- acephalous societies
- communities with no formal positions of leadership.
- age sets
- gendered groups of people of roughly the same age who play a distinctive role in society with important social obligations and abilities. Age-grade systems tend to be associated with acephalous societies.
- Arab Spring
- a series of protests that spread throughout the Arab world in the early 2010s, demanding an end to oppressive government and poor living conditions.
- asafo
- in Akan societies, the group of young men charged with protecting the town, performing public works, and representing public opinion. Asafo could depose corrupt and unpopular chiefs.
- authority
- the exercise of power based on expertise, charisma, or roles of leadership.
- band societies
- communities of gatherer-hunters in which leadership is temporary, situational, and informal.
- big man
- an informal leader who has gained power by accumulating wealth, sponsoring feasts, and helping young men pay bride wealth.
- centralized societies
- communities in which power is concentrated in formal positions of authority, such as chiefs or kings.
- chief
- the inherited office of leadership in a chiefdom, combining coercive forms of economic, political, judicial, military, and religious authority.
- chiefdoms
- societies in which political leadership is regionally organized through an affiliation or hierarchy of chiefs. Chiefdoms are associated with intensive agriculture, militarism, and religious ideologies.
- chinampas
- agricultural plots created from layers of mud and vegetation in the shallow part of a lake.
- clans
- large kin groups that trace their descent from a common ancestor who is either not remembered or possibly mythological.
- coercive power
- the ability to enforce judgments and commands using socially sanctioned violence.
- colonial states
- state governments imposed by foreigners to rule over local peoples.
- failed state
- a state that cannot perform any of the essential functions of a state.
- fragile state
- a state government that cannot adequately perform the essential functions of a state, such as maintaining law and order, building basic infrastructure, guaranteeing basic amenities, and defending its citizens against violence.
- hegemony
- a powerful ideology that has become generally accepted by most groups in society as common sense.

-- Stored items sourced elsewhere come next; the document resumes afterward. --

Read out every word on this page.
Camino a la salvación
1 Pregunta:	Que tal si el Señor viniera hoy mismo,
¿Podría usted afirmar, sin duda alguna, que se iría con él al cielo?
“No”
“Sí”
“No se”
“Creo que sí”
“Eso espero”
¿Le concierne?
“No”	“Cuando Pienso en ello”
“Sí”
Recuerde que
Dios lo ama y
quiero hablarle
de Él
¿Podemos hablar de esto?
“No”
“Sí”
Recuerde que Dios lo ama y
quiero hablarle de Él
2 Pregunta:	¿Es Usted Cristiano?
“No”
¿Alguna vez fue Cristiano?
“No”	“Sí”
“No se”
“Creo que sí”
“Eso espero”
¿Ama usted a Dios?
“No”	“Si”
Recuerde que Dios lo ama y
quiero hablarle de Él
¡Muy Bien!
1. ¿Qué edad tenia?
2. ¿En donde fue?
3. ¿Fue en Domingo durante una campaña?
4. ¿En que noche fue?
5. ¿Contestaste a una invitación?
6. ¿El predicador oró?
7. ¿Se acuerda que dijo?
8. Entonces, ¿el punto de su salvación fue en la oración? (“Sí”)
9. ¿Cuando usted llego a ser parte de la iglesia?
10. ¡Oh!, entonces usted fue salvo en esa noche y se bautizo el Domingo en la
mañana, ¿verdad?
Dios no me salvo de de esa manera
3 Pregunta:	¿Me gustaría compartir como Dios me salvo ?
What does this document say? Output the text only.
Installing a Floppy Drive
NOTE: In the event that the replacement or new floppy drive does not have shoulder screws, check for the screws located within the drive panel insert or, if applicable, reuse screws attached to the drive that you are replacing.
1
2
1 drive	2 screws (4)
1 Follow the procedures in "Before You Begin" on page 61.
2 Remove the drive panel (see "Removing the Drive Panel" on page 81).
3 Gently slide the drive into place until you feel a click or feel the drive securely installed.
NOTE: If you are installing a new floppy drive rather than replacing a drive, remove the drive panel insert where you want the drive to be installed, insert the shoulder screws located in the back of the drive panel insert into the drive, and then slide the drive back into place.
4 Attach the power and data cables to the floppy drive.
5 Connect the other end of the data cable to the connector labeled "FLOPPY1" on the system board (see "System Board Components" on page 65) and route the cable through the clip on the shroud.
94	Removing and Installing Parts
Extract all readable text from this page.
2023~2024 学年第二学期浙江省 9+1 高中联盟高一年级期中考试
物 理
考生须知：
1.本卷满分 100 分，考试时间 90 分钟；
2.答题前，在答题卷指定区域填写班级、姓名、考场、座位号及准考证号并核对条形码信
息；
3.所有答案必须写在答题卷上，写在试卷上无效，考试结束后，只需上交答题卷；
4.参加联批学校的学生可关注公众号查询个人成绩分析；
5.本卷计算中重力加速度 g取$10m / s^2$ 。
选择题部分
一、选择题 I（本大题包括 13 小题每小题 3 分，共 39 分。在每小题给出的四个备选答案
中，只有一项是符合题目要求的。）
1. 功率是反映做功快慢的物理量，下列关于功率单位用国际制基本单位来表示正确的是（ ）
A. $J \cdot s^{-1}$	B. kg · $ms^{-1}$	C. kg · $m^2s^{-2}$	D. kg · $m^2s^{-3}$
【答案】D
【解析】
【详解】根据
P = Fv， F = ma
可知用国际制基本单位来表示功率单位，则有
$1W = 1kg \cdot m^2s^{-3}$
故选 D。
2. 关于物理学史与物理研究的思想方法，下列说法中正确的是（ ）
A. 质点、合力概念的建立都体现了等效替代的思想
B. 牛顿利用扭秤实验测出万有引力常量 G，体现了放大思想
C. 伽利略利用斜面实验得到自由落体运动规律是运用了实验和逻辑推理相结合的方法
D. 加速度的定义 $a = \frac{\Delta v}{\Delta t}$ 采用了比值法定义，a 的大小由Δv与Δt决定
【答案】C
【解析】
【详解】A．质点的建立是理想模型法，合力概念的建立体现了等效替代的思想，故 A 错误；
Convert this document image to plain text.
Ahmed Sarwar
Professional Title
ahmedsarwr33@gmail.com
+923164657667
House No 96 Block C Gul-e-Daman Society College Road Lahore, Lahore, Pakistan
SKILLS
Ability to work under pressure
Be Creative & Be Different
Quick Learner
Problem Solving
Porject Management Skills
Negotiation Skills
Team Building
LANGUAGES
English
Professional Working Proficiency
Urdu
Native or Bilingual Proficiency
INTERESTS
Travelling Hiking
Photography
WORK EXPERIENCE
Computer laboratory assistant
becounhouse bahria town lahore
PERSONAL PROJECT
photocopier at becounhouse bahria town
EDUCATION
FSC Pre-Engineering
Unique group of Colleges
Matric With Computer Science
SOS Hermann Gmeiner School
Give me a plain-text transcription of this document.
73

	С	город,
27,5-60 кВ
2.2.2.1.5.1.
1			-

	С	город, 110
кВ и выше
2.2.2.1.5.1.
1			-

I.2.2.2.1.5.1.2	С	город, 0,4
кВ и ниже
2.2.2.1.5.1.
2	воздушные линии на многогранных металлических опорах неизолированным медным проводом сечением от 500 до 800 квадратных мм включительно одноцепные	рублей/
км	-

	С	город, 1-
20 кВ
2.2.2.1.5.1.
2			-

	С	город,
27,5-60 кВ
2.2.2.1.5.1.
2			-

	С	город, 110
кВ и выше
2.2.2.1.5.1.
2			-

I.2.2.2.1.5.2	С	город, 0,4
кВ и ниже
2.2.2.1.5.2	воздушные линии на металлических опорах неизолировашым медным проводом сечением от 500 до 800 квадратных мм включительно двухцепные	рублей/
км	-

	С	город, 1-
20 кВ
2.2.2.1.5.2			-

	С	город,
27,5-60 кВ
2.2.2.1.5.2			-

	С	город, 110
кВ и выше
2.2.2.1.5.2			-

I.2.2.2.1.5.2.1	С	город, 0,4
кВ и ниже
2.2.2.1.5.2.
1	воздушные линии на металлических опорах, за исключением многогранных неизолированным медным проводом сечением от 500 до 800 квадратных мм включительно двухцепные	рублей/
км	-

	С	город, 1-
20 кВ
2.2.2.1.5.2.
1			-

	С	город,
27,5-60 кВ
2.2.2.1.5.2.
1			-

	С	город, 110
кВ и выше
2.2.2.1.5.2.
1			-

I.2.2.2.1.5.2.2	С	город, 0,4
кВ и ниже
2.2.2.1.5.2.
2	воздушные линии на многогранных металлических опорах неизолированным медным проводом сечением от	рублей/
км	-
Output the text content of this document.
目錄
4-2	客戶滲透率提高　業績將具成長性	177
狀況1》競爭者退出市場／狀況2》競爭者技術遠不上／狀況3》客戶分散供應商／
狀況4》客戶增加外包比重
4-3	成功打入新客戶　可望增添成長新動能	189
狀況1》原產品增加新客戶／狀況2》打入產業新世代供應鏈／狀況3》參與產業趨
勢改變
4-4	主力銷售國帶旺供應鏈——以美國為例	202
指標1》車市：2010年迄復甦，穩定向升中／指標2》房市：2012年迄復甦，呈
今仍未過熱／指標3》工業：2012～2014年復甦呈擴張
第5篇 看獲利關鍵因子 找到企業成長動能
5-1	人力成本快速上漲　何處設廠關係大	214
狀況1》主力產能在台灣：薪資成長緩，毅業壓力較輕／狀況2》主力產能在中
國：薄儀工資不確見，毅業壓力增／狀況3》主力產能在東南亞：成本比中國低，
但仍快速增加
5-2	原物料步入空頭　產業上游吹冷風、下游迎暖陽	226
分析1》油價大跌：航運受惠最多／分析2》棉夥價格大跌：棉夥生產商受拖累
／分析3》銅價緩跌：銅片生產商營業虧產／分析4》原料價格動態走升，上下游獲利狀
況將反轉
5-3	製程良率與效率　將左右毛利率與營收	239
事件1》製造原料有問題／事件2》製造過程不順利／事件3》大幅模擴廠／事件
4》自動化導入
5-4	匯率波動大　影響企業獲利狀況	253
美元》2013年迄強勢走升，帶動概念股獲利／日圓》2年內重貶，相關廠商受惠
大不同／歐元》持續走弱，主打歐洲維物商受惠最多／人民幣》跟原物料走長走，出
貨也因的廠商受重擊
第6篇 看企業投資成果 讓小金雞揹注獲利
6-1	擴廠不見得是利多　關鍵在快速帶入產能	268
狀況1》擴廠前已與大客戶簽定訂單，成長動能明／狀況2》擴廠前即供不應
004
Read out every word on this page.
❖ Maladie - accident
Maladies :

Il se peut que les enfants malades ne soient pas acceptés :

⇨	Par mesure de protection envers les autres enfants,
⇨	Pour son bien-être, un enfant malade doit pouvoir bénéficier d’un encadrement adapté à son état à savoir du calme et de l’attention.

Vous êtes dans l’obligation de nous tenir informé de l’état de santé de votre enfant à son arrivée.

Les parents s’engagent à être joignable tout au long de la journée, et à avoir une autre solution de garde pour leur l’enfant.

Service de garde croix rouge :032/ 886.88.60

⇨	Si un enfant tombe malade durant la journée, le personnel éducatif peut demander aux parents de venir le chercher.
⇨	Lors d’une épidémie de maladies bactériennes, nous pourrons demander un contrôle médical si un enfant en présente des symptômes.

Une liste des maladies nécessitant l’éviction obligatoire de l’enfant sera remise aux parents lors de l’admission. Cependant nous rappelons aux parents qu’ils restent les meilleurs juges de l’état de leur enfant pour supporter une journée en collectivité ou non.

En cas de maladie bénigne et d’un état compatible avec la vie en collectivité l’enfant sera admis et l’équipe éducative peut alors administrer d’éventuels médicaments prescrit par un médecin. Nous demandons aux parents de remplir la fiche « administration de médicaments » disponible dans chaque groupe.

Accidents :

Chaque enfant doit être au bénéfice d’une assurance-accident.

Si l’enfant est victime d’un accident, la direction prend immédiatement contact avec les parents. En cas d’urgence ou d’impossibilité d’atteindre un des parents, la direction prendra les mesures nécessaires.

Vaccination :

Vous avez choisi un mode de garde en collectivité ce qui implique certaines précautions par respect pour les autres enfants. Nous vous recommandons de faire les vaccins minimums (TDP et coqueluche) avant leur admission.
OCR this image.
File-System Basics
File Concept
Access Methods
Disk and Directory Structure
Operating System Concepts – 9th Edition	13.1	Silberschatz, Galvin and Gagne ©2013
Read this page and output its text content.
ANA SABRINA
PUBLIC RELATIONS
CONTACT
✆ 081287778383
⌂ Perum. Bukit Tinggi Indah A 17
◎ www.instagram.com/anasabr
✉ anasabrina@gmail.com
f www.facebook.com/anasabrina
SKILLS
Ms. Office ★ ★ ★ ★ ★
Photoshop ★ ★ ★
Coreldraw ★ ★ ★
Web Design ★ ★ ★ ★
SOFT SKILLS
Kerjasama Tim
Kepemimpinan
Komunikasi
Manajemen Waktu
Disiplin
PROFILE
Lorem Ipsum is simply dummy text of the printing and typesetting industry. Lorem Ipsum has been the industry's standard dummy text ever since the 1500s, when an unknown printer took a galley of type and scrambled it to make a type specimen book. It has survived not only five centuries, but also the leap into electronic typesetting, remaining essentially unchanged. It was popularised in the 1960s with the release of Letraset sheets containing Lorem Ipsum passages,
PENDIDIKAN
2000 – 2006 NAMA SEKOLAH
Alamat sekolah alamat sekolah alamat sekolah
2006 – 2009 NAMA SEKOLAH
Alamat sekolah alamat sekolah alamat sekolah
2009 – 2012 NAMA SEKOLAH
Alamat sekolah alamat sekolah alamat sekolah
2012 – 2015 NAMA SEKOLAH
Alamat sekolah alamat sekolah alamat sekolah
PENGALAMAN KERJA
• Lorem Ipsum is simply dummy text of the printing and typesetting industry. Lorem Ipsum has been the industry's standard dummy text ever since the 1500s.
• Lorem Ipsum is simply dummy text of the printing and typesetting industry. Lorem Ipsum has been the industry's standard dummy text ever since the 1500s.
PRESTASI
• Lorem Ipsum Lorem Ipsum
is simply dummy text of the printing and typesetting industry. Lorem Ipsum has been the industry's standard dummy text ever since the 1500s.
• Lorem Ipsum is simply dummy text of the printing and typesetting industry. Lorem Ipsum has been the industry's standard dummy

Hegemony emphasizes the norms and values that support the existing social order.
- ideology
- an organized set of ideas associated with a particular group or class in society. Ideologies are used to explain how various realms of nature and society work, including such realms as economics, politics, religion, kinship, gender, and sexuality.
- imagined communities
- citizens of a nation-state joined together by rituals and practices that give them a collective, imagined sense of community.
- king
- hereditary ruler of a multiethnic empire based on a chiefdom.
- leopard-skin chief
- an informal mediator in Nuer society who negotiated settlement in the case of homicide.
- lineage orders
- societies in which extended family groups provide the primary means of social integration. Leadership in these societies is provided by elders and other temporary or situational figures.
- nation
- a sense of cultural belonging or peoplehood based on a common language, common origin story, common destiny, and common norms and values. National identities are actively constructed by states.
- nation-state
- a political institution joining the apparatus of the state with the notion of cultural belonging or peoplehood.
- parrhesia
- courageous public speech inspired by a moral desire to reveal the truth and demand social change.
- persuasive power
- the ability to influence others without any formal means of enforcement.
- political economy
- study of the ways in which political and economic realms continually reinforce and sometimes contradict one another over time.
- politics
- all elements of the sociocultural dynamics of power
- postcolonial studies
- an interdisciplinary field that combines history, anthropology, political science, and area studies in an effort to understand the diversity, complexity, and legacy of colonialism throughout the world.
- power
- the ability to influence people and/or shape social processes and social structures.
- proto-states
- societies that exhibit some but not all of the features of state societies.
- reform
- the call for systemic changes to address social problems.
- resistance
- the expression of disagreement or dissatisfaction with the social order; may be explicit or implicit.
- revolution
- the replacement of one social order with a different one, often to create enhanced justice, equality, stability, or freedom.
- segmentary lineage
- a kind of lineage order in which family units called minimal lineages are encompassed by larger groups called maximal lineages, which are subsumed by even larger groups called clans.
- social movement
- an organized set of actions by a group outside of government aiming at achieving social change.
- social stratification
- the division of society into groups that are ranked according to wealth, power, or prestige.
- state societies
- large, stratified, multiethnic societies with highly centralized leadership, bureaucracies, systems of social control, and military forces exerting exclusive control over a defined territory.
- tribal societies
- an older term used by anthropologists to refer to pastoralist and horticulturalist societies in which extended family structures provide the primary means of social integration.
- tribe
- an old-fashioned term used to describe ethnic groups or groups organized by lineage. Avoided by many anthropologists now because of connotations of primitivism and groupthink.
- village democracies
- acephalous societies in which an array of social groups provide arenas for discussion and consensus.